Os lugares que já se foram, mas que fizeram parte da vida do poeta

Até aqui, todos os lugares citados são espaços que seguem ativos, ainda que alguns sob nova direção. Mas muitos dos lugares frequentados por Leminski – e que merecem ser citados – são espaços que já não existem mais, infelizmente.

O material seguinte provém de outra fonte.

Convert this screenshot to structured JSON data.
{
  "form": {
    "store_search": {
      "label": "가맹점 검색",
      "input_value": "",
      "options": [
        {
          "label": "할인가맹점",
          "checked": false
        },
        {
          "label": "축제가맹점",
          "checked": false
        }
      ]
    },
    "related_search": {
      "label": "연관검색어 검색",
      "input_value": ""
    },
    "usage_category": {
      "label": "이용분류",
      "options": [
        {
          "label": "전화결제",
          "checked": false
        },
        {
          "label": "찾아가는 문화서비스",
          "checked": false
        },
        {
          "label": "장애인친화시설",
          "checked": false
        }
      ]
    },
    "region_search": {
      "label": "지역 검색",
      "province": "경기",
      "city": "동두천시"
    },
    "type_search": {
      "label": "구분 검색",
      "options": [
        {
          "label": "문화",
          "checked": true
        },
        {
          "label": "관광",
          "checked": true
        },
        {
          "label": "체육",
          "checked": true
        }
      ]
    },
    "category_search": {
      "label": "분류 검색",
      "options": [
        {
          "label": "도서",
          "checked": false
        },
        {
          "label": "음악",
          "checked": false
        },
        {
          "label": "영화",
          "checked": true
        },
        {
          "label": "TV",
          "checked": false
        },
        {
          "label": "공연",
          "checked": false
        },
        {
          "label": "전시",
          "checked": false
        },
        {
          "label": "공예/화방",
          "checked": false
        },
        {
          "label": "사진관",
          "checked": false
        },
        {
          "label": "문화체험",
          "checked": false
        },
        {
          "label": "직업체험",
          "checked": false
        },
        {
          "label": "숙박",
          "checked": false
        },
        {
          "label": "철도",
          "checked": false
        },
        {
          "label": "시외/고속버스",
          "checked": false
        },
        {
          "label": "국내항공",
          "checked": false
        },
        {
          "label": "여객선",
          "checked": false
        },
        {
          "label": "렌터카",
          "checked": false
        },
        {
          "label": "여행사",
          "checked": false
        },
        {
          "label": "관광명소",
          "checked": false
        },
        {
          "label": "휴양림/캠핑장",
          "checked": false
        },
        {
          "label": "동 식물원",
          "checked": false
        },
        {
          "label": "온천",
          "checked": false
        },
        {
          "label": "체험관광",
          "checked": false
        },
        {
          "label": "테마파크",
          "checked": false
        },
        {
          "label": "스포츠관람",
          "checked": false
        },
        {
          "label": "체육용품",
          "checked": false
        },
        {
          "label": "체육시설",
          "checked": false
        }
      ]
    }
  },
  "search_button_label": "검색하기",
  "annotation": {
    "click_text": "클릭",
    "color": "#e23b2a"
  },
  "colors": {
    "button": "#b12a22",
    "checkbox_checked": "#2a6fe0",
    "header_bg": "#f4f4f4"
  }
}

As Livrarias Ghignone, por exemplo, foi onde Paulo conseguiu seu primeiro emprego, em 1963. Trabalhava como vendedor de livros, mas acabou não ficando muito tempo na função. “Ele foi pedir emprego lá e foi contratado pelo Ghignone. Mas ele ficava lendo livros lá. Não atendia ninguém, ficava imerso nas prateleiras. E aí foi demitido. Acho que ele não trabalhou nem um mês lá”, conta Aurea. Apesar disso, o carinho dele por Ghignone era grande. “Era um grande conhecer de literatura, assim como o Chain. Um tempo depois, inclusive, ele lançou Catatau lá, num evento com casa cheia, super prestigiado na cidade”, recorda.

Além dos livros e da música, o cinema também era outra paixão do poeta. E quando surgiu o VHS, a Vídeo 1 se tornou um lugar que Leminski frequentava direto. “Tinha os filmes de arte lá, ele consumia tudo daquela sessão. Também era alucinado por Hitchcock, Coppola, e gostava muito de bang bang americano. Ele era apaixonado por cinema americano e, no cinema de arte, gostava também dos filmes italianos e franceses. Antonioni, Godard, Pasolini… Isso tudo ele assistia e adorava”, diz a filha.